TRZY KLIKNIĘCIA MYSZĄ !!!

 

Jak powyższe wykonać innymi metodami, gdyż ta niewątpliwie jest dość skomplikowana?

1. Sposób:

Można to wszystko (słownikować bazę) zrobić oczywiście ręcznie. Sposób bardzo pracochłonny i niewarty wzmianki, gdyby nie… stosowany w 90% przypadków. Excel, owszem, stwarza „pokusę wpisywania w nim danych” – warto jednak poznać jego niestandardowe możliwości.

2. Sposób:

Analitycy wykonują często słownikowanie, otwierając bazę pod Excelem i wpisując w kolejne kolumny obok niej funkcje wyszukaj(), INDEKS(), itp., kojarząc w ten sposób dane ze słownika z wartościami w tabeli. W tej metodzie zostaje jednak zaburzona pewna podstawowa zasada tworzenia repozytorium danych: dane i ich obróbka są integralnie powiązane ze skoroszytem – niemożliwe jest odświeżenie danych bez otwarcia tegoż. A gdy takich skoroszytów jest kilkadziesiąt, a rekordów w bazie kilkanaście tysięcy, zajmuje to bardzo (!) dużo czasu. Skoroszyty przeliczane kilka godzin nie stanowią tu rzadkości. Poza tym tworzą się odwołania międzyskoroszytowe, które przy najmniejszej zmianie układu analiz skutecznie psują nam cały, misternie stworzony, zestaw analityczny.

3. Sposób:

Bardziej doświadczeni analitycy otwierają bazę pod Excelem, „przenoszą” arkusz do skoroszytu ze słownikiem, zamykają go potem z zapisem, a następnie otwierają skoroszyt analityczny i dokonują powiązania tabel relacją w kwerendzie MS Query. Metoda skuteczna, ale wymaga każdorazowej edycji bazy w celu stworzenia pola łączącego (tu pole ‘konto1’) – można to co prawda zrobić w samej kwerendzie, ale to ją komplikuje. Zawodność programu MS Query powoduje potem duże komplikacje przy odświeżaniu danych i całą operację trzeba wielokrotnie na nowo definiować.

4. Sposób:

Operację łączenia tabel zleca się często informatykom, którzy najczęściej wykorzystują do tego program MS Access. Działa, ale wymaga każdorazowej interwencji informatyka oraz posiadania samego Accessa, co niekiedy stanowi dodatkowy, osobny problem.

 

Jak widać, Excel, sam w sobie, potrafi wszystkie te procedury zautomatyzować.

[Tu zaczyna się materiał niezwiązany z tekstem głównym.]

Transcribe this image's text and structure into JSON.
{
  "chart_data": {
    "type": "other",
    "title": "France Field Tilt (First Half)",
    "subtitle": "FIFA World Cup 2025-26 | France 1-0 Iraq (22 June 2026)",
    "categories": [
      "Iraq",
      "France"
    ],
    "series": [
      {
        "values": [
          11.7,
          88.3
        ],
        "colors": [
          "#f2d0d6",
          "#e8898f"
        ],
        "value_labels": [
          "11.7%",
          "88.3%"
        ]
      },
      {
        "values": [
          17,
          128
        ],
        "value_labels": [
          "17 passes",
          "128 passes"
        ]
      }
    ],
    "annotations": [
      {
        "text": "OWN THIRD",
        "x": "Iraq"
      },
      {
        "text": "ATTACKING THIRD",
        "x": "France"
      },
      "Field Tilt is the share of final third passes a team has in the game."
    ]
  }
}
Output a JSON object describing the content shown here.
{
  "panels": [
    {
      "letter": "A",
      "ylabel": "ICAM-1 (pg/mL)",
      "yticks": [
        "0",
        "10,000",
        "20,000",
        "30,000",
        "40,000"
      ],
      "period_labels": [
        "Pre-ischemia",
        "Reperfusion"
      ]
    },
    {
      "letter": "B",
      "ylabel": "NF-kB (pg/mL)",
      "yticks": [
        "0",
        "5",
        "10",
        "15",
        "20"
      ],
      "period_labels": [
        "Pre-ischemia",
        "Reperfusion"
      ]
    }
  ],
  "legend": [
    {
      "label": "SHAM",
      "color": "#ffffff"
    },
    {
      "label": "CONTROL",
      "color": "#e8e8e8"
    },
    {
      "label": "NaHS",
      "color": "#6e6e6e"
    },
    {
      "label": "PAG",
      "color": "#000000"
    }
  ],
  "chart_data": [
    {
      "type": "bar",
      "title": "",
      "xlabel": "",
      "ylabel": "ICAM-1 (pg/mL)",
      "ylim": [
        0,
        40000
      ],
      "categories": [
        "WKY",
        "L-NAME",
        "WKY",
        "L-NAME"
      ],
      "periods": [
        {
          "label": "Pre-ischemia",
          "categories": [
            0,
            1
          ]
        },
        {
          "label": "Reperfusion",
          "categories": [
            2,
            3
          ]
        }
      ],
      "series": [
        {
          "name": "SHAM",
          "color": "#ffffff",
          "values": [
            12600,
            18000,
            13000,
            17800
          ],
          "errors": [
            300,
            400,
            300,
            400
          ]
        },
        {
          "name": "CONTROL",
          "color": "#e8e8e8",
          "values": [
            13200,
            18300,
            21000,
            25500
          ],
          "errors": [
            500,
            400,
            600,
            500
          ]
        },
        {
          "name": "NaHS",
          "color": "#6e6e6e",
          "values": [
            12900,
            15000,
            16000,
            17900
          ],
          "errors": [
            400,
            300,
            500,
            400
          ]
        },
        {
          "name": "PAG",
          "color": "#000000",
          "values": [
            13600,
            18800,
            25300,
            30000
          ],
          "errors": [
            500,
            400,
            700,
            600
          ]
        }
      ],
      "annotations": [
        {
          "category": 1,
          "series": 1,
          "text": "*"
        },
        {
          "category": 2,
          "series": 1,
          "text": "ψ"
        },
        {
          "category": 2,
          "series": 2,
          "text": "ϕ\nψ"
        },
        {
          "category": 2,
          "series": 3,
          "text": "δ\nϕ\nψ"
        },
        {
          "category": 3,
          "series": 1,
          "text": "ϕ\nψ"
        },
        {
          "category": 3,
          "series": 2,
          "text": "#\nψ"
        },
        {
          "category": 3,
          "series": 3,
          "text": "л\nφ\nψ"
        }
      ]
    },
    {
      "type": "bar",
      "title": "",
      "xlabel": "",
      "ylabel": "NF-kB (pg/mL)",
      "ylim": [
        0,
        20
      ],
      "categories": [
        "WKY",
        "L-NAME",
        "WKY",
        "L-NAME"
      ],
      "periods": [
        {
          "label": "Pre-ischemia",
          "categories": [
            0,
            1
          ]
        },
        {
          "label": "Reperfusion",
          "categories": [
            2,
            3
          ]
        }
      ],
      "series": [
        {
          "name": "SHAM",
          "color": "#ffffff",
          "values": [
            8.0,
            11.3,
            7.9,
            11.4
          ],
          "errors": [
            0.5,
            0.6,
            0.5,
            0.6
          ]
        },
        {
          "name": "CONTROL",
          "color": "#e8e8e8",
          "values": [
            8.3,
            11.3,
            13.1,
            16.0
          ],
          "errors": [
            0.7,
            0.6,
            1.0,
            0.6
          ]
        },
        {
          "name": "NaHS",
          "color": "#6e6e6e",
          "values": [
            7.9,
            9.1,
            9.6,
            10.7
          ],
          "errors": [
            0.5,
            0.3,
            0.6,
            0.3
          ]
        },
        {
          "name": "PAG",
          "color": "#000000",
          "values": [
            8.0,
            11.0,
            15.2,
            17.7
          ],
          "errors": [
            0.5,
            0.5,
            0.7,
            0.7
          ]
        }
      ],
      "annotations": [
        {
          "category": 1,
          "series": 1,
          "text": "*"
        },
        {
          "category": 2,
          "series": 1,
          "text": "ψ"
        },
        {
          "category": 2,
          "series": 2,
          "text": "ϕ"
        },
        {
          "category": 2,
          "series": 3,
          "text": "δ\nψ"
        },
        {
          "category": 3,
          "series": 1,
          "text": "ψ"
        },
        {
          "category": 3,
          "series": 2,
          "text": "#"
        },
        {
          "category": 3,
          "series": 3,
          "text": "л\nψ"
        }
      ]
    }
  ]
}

Dodatkowe zalety opisanej metody:

 

Do czego można powyższą procedurę wykorzystać – poważniejsze zastosowania:

Opisane powyżej słownikowanie kont jest jednym z najprostszych zastosowań, ze względu chociażby na ograniczoną ilość kont w planie kont i dużą nad tym kontrolę, sprawowaną przez księgowych.

 

Nadaje się jednak doskonale również do słownikowania danych ze sprzedaży, a konkretnie tzw. rejestru pozycji faktur. Wielokolumnowe słowniki kontrahentów (region, miasto, grupa1, grupa2, …) oraz towarów/produktów (grupa1, grupa2, …, typ, rodzaj, kolor, ?) powodują możliwość stworzenia struktury analitycznej, porównywalnej z funkcjonalnością systemów OLAPowych. Znamy również przypadki, gdy tą metodą przygotowywane są dane, importowane do kostek OLAPowych (MS Query również to potrafi!) i włączane potem do profesjonalnych systemów analitycznych jako pełnoprawny komponent bazy danych.

 

Osobną zaletą jest również możliwość automatycznego atrybutowania wymiaru CZAS, tj. przyporządkowywania do dat, automatycznie wyliczanych wartości roku, kwartału, miesiąca, dekady czy dnia. Docelowa tabela przestawna ma wtedy możliwość prezentacji danych również w układzie struktury czasu – podstawowym wymiarze każdej profesjonalnej aplikacji analitycznej.